Question: A particular resistance wire has a resistance of 3.0 ohm per metre. The resistance of \[5\,{\text{m}...

Question

A particular resistance wire has a resistance of 3.0 ohm per metre. The resistance of $5\,{\text{m}}$ length of a wire of the same material, but with the twice the area of cross section will be:
A. $2.5\,\Omega$
B. $5\,\Omega$
C. $3\,\Omega$
D. $7.5\,\Omega$

Answer 1

Solution

Use the equation for the resistance of a wire. This equation gives the relation between the resistance of the wire, resistivity of the wire, length of the wire and cross-sectional area of the wire.
Substitute the values of the areas and lengths of both the wires and determine the resistance of the second wire.

Formula used:
The formula for the resistance $R$ of a wire is given by
$R = \rho \dfrac{L}{A}$ …… (1)
Here, $\rho$ is the resistivity of the material of the wire, $L$ is the length of the wire and $A$ is the cross sectional area of the wire.

Complete step by step answer:
We have given that a particular wire has the resistance per unit length of $3\,\Omega l{\text{m}}$ and length of the wire is $5\,{\text{m}}$ .
$\dfrac{R}{L} = 3\,\Omega l{\text{m}}$
$L = 5\,{\text{m}}$
Let us determine the resistance of the wire.
Substitute for in the resistance per unit length of wire and solve it for resistance of the wire.
$\dfrac{R}{{5\,{\text{m}}}} = 3\,\Omega l{\text{m}}$
$\Rightarrow R = \left( {3\,\Omega l{\text{m}}} \right)\left( {5\,{\text{m}}} \right)$
$\Rightarrow R = 15\,\Omega$
Hence, the resistance of the wire is $15\,\Omega$ .
The resistivity of two wires of the same materials is the same.
The lengths ${L_1}$ and ${L_2}$ of the two wires are the same.
${L_1} = {L_2}$
The cross-sectional area ${A_2}$ of the second wire is twice the cross-sectional area ${A_1}$ of the first wire.
${A_2} = 2{A_1}$
From equation (1), it can be concluded that the resistance $R$ of the wire is directly proportional to the length $L$ of the wire and inversely proportional to the cross-sectional area $A$ of the wire.
$R \propto \dfrac{L}{A}$
Rewrite the above relation for the resistances of the two wires.
$\dfrac{{{R_1}}}{{{R_2}}} = \dfrac{{\dfrac{{{L_1}}}{{{A_1}}}}}{{\dfrac{{{L_2}}}{{{A_2}}}}}$
Substitute $15\,\Omega$ for ${R_1}$ , ${L_1}$ for ${L_2}$ and $2{A_1}$ for ${A_2}$ in the above equation (1).
$\dfrac{{15\,\Omega }}{{{R_2}}} = \dfrac{{\dfrac{{{L_1}}}{{{A_1}}}}}{{\dfrac{{{L_1}}}{{2{A_1}}}}}$
$\Rightarrow \dfrac{{15\,\Omega }}{{{R_2}}} = 2$
Rearrange the above equation for ${R_2}$ .
$\Rightarrow {R_2} = \dfrac{{15\,\Omega }}{2}$
$\therefore {R_2} = 7.5\,\Omega$

Therefore, the resistance of the second wire is $7.5\,\Omega$ .Hence, the correct option is D.

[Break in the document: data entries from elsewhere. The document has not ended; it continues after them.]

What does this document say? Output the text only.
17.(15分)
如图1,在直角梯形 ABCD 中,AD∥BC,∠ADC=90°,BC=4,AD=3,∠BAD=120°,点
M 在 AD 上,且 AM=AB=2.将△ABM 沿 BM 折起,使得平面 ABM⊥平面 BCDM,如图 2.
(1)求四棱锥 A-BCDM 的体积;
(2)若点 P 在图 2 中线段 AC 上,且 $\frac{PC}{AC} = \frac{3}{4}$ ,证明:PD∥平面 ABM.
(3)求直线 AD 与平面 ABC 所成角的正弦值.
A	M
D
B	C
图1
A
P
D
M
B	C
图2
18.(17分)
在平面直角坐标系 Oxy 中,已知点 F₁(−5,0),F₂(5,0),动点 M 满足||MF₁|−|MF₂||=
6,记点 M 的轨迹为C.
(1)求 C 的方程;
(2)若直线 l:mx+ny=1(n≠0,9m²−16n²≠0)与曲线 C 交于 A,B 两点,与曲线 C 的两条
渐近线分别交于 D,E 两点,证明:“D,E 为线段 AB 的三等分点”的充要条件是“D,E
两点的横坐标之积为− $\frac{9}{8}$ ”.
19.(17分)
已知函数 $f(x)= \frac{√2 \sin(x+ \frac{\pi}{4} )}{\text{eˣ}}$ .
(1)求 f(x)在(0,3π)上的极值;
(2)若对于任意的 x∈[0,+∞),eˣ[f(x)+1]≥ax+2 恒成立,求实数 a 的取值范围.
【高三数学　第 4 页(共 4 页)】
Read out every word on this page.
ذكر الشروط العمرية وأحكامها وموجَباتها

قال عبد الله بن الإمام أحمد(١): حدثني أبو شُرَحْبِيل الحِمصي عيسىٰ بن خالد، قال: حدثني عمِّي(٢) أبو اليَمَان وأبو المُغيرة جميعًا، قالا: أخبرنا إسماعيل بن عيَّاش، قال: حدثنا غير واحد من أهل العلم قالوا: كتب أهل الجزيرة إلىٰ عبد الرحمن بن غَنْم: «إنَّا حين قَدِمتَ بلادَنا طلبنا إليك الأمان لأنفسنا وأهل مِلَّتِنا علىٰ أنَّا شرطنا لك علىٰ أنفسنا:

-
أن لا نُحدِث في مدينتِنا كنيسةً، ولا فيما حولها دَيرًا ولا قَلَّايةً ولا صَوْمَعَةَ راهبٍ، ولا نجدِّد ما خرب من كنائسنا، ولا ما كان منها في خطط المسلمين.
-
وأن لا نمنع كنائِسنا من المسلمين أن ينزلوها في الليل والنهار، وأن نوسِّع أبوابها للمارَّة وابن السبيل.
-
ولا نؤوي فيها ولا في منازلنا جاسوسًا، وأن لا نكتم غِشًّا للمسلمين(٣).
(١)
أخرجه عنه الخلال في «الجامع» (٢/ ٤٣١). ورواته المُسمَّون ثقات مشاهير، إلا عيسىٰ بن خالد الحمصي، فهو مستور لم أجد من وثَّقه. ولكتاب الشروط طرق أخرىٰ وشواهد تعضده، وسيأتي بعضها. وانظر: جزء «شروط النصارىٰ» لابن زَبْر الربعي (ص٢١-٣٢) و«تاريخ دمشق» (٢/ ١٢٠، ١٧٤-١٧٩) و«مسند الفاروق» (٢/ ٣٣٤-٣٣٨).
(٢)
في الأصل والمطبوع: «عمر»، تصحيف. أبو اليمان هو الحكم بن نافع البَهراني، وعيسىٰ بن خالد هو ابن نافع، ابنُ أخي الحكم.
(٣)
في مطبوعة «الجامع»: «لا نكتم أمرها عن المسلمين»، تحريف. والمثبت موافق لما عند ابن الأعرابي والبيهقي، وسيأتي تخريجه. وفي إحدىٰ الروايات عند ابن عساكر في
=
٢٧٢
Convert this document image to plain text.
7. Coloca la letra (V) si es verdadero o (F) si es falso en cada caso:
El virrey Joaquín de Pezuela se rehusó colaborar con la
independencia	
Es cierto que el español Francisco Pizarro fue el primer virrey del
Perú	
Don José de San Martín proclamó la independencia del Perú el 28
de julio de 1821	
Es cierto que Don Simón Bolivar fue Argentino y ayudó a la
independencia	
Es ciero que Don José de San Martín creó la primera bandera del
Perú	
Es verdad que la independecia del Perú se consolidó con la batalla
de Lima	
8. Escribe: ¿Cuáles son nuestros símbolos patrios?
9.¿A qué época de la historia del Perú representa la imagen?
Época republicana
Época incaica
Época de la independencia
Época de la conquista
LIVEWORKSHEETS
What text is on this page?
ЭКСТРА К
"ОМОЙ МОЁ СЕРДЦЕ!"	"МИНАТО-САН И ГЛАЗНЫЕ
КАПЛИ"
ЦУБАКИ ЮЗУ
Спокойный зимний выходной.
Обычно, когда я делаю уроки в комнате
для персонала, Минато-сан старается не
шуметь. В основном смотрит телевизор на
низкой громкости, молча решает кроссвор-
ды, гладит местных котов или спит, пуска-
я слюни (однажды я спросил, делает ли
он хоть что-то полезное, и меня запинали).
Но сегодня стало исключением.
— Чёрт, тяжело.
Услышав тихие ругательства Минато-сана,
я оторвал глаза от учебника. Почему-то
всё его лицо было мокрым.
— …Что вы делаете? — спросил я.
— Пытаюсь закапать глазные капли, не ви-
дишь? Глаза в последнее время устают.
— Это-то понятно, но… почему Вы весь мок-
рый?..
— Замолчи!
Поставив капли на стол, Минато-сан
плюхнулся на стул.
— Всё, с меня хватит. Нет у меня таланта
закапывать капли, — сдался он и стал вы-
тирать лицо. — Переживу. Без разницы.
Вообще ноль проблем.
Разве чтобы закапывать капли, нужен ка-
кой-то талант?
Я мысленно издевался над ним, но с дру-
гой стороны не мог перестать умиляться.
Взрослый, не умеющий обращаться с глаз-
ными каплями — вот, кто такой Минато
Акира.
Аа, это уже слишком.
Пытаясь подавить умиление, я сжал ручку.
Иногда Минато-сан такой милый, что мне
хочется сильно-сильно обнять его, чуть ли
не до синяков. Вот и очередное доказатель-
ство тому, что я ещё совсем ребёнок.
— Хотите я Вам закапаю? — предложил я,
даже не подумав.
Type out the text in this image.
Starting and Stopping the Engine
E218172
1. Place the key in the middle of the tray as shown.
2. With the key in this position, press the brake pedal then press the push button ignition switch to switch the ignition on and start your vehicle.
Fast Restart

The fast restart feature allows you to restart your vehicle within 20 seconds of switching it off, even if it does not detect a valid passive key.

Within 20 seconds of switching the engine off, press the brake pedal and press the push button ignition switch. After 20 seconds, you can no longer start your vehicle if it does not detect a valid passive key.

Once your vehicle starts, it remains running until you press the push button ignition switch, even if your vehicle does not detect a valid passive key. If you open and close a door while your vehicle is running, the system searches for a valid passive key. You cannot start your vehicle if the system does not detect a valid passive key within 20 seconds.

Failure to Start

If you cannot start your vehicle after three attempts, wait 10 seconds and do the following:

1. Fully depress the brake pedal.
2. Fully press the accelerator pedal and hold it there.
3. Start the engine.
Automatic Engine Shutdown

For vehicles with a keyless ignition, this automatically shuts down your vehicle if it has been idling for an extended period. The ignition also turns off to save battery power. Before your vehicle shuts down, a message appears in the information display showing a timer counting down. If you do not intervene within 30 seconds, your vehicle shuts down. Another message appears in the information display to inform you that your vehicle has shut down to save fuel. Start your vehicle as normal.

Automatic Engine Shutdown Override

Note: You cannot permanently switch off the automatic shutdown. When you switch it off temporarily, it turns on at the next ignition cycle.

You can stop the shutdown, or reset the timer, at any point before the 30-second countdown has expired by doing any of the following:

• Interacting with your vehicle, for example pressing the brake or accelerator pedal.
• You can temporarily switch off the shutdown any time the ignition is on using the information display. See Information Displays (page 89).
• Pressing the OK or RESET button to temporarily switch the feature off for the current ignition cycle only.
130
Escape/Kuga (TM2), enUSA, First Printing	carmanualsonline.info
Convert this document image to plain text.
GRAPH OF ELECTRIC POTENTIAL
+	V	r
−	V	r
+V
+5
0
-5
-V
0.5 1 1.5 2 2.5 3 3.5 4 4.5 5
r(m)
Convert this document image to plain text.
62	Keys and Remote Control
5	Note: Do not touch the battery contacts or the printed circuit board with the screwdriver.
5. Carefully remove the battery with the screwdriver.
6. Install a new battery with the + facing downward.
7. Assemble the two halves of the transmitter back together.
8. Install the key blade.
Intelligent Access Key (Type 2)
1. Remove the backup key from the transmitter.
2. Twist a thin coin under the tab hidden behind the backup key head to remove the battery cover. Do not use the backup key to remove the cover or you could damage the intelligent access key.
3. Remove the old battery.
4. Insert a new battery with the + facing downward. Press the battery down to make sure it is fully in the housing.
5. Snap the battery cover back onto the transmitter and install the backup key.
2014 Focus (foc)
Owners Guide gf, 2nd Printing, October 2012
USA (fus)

Note: The students may think that we have asked to determine the resistance of the wire from resistance per unit length and length of the wire given. The students should carefully read the question because in question we have asked to determine the resistance of the other wire which is made up of the same material as that of the first wire but with double cross-sectional area.